SoftBank Group’s swelling weight in Japan’s equity benchmark is pushing even its skeptics to buy the stock.

Founder Masayoshi Son’s bets on artificial intelligence have fueled a 146% surge in the stock since the fiscal year began in April, making it one of the Topix’s top performers. SoftBank’s weight in the gauge has doubled to 2% over the period, just behind blue chips such as Toyota Motor and Sony Group.

Despite concerns over SoftBank’s volatility and complex business model, fund managers need to hold it if they want to beat the market, according to Yoshiki Nagata, chief investment officer at enTorch Capital Partners.

"A lot of institutional investors are now agonizing over how to deal with SoftBank,” he said. "If you don’t own this particular stock, all the effort to pick other good investments goes to waste.”

SoftBank shares provided almost 10% of the increase in the Topix’s market capitalization since the end of March, as Son’s tech and telecoms empire’s value increased by ¥15.9 trillion ($110 billion). The next highest contributors to the benchmark — Advantest and Mitsubishi Heavy Industries — supplied less than half of that.

Investors need to realize that Softbank’s stake in OpenAI will increasingly impact its valuation, said Hiroaki Tomori, executive fund manager at Mitsubishi UFJ Asset Management. OpenAI’s big spending plans are already boosting U.S. tech shares such as Broadcom and Oracle.

"OpenAI’s growth is staggering, the use of AI is becoming ubiquitous,” he said. "We should see a sign of confidence behind the big orders OpenAI is making.”

While SoftBank shares tend to outperform when the market is in an upswing, they are vulnerable during downtrends. The stock’s beta, a measure of how much it moves relative to the entire market, is the highest among the top 100 Japanese companies at 1.515, meaning it moves 1.5 times more than the index.

Based on Bloomberg data, SoftBank shares now trade at about a 20% discount to net asset value — the narrowest gap in years — fueling speculation the rally could stall at the first sign of weak investments.

Still, Son’s latest spending spree, from a fresh $30 billion commitment to Stargate artificial intelligence initiative with OpenAI to a surprise $2 billion bet on Intel, is instilling renewed optimism.

Daisaku Masuno, an analyst at Nomura Securities, is forecasting the discount will disappear, as an improvement in its Vision Fund’s investments has reduced risks and its AI chip initiative looks more likely to make progress. He raised his target price twice for SoftBank shares in less than a month, expecting a 0% NAV discount.

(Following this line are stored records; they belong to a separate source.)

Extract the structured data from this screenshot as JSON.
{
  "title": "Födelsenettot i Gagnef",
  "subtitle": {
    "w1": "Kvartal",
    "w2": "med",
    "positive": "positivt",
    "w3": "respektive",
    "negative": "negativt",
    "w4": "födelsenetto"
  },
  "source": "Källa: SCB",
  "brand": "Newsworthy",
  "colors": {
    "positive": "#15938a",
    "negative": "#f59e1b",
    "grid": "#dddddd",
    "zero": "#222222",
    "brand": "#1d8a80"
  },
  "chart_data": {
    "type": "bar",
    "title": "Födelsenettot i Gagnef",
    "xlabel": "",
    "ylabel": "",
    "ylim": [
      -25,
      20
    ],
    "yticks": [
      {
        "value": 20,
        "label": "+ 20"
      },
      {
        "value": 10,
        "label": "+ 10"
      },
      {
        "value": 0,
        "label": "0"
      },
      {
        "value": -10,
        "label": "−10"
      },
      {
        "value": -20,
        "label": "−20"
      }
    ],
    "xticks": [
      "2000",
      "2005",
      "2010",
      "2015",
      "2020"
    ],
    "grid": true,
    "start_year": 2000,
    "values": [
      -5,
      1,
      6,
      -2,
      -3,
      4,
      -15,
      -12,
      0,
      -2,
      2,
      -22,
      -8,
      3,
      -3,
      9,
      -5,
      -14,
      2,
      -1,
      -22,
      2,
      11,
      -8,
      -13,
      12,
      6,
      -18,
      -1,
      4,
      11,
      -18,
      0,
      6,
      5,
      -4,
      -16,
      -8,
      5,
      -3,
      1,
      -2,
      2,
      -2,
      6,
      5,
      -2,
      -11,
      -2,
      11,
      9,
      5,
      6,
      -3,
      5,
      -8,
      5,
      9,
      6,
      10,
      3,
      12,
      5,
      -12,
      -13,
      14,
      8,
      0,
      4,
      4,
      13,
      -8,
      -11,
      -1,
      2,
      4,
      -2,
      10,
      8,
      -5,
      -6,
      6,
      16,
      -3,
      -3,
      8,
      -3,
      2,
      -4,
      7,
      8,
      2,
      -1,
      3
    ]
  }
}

Meanwhile, gains in SoftBank shares may accelerate as some investors continue to bring their underweight positions in the stock back to par with the benchmark, according to EnTorch Capital’s Nagata.

"When a share with a big weight like SoftBank keeps rising, it is hard to close your underweight position,” he said. "This is a structural problem with benchmark-linked investment. We could see a self-feeding loop of additional buying inviting more buying.”